The study, which involved 535 adult patients, met the primary end point of non-inferiority to vancomycin, with a 10-day course of oral fidaxomicin achieving clinical cure in 91.7% of patients versus 90.6% in vancomycin-treated patients. Secondary end points were also met: 4 weeks after therapy, there was less recurrence of infection in fidaxomicin- versus vancomycin-treated patients (12.8% versus 25.3%, respectively). In addition, the global cure rates (defined as patients who were cured and did not have a recurrence) were higher in fidaxomicin- versus vancomycin-treated patients (79.6% versus 65.5% of patients, respectively). The study also reported that the antibiotic was well tolerated and safe.

C. difficile is a Gram-positive anaerobic bacterium that colonizes the lower gastrointestinal tract, where it produces toxins that cause inflammation, abdominal pain, diarrhoea and sometimes colitis. CDI may result from the prolonged use of broad-spectrum antibiotics, causing a disruption of flora homeostasis in the gastrointestinal tract. Outbreaks of CDI also commonly occur in hospital environments, particularly in the elderly. Recurring infection with C. difficile and the emergence of several drug-resistant strains has led to its treatment becoming increasingly difficult. Moreover, the current CDI therapies, vancomycin and metronizadole, are also limited by relatively high relapse rates and side effects.

“The two major challenges in therapy for CDI are to cure episodes of severe disease and to prevent relapses occurring following initial cure,” notes Ian Poxton, professor at the Centre for Infectious Diseases, University of Edinburgh, UK. “Preventing a primary episode of disease in an at-risk patient is best done by restoring the normal microbiota to 'normality' or preventing its disruption during broad-spectrum antibiotic treatment,” he adds. Several treatment approaches are being investigated, although they have limitations. “Unfortunately, probiotics have so far been disappointing. However, a promising treatment approach is immunotherapy using monoclonal antibodies, as a failure to mount an appropriate antibody response may be an important risk factor. In addition, while the use of active vaccination is theoretically attractive, it may not produce protection in the susceptible host,” says Poxton.

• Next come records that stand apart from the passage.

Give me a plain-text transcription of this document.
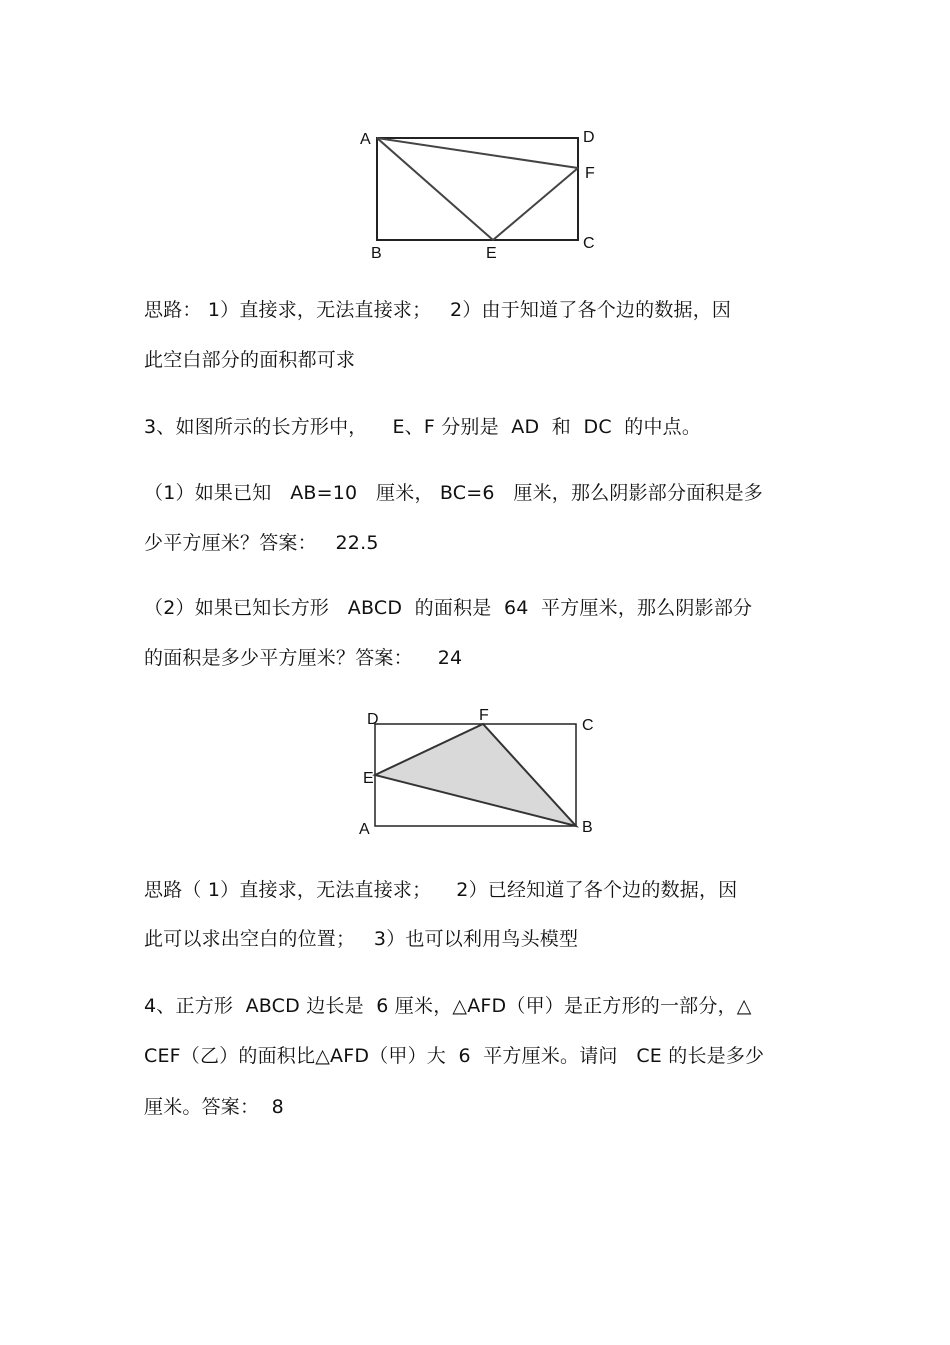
A	D
F
B	E
C
思路： 1）直接求，无法直接求；   2）由于知道了各个边的数据，因
此空白部分的面积都可求
3、如图所示的长方形中，    E、F 分别是  AD  和  DC  的中点。
（1）如果已知   AB=10   厘米， BC=6   厘米，那么阴影部分面积是多
少平方厘米？答案：   22.5
（2）如果已知长方形   ABCD  的面积是  64  平方厘米，那么阴影部分
的面积是多少平方厘米？答案：    24
D	F
C
E
A	B
思路（ 1）直接求，无法直接求；    2）已经知道了各个边的数据，因
此可以求出空白的位置；   3）也可以利用鸟头模型
4、正方形  ABCD 边长是  6 厘米，△AFD（甲）是正方形的一部分，△
CEF（乙）的面积比△AFD（甲）大  6  平方厘米。请问   CE 的长是多少
厘米。答案：  8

Fidaxomicin has the potential to address some of these challenges. “It is a novel macrocyclic antibiotic, which specifically prevents bacterial transcription by inhibiting bacterial RNA polymerase,” explains Grit Ackermann, M.D., Medical Cooperation for Laboratory Diagnostic and Medical Microbiology, Leipzig, Germany. “Compared with other antibiotics, fidaxomicin shows only low systemic absorption, high faecal concentration and, due to its narrow spectrum of activity, targets only Gram-positive aerobic and anaerobic bacteria, with almost no alteration of the normal intestinal flora,” says Ackermann. “These characteristics and the study results suggest that this agent has the potential to be incorporated into the guidelines for CDI treatment, and the favourable relapse rates compared with vancomycin may result in the recommendation to use fidaxomicin first line,” concludes Ackermann.

However, several questions remain: “The big unknown is whether resistance will occur and if it does, how quickly,” notes Poxton. So far, in vitro studies show promising results, with fidaxomicin exerting a low frequency of spontaneous resistance or cross-resistance with several other antibiotics. Poxton also cautions that fidaxomicin is currently proposed as an oral agent, and so delivery to the site of infection in the severely ill patient with CDI is likely to be difficult. Optimer plans to submit a new drug application to the FDA in the second half of 2010.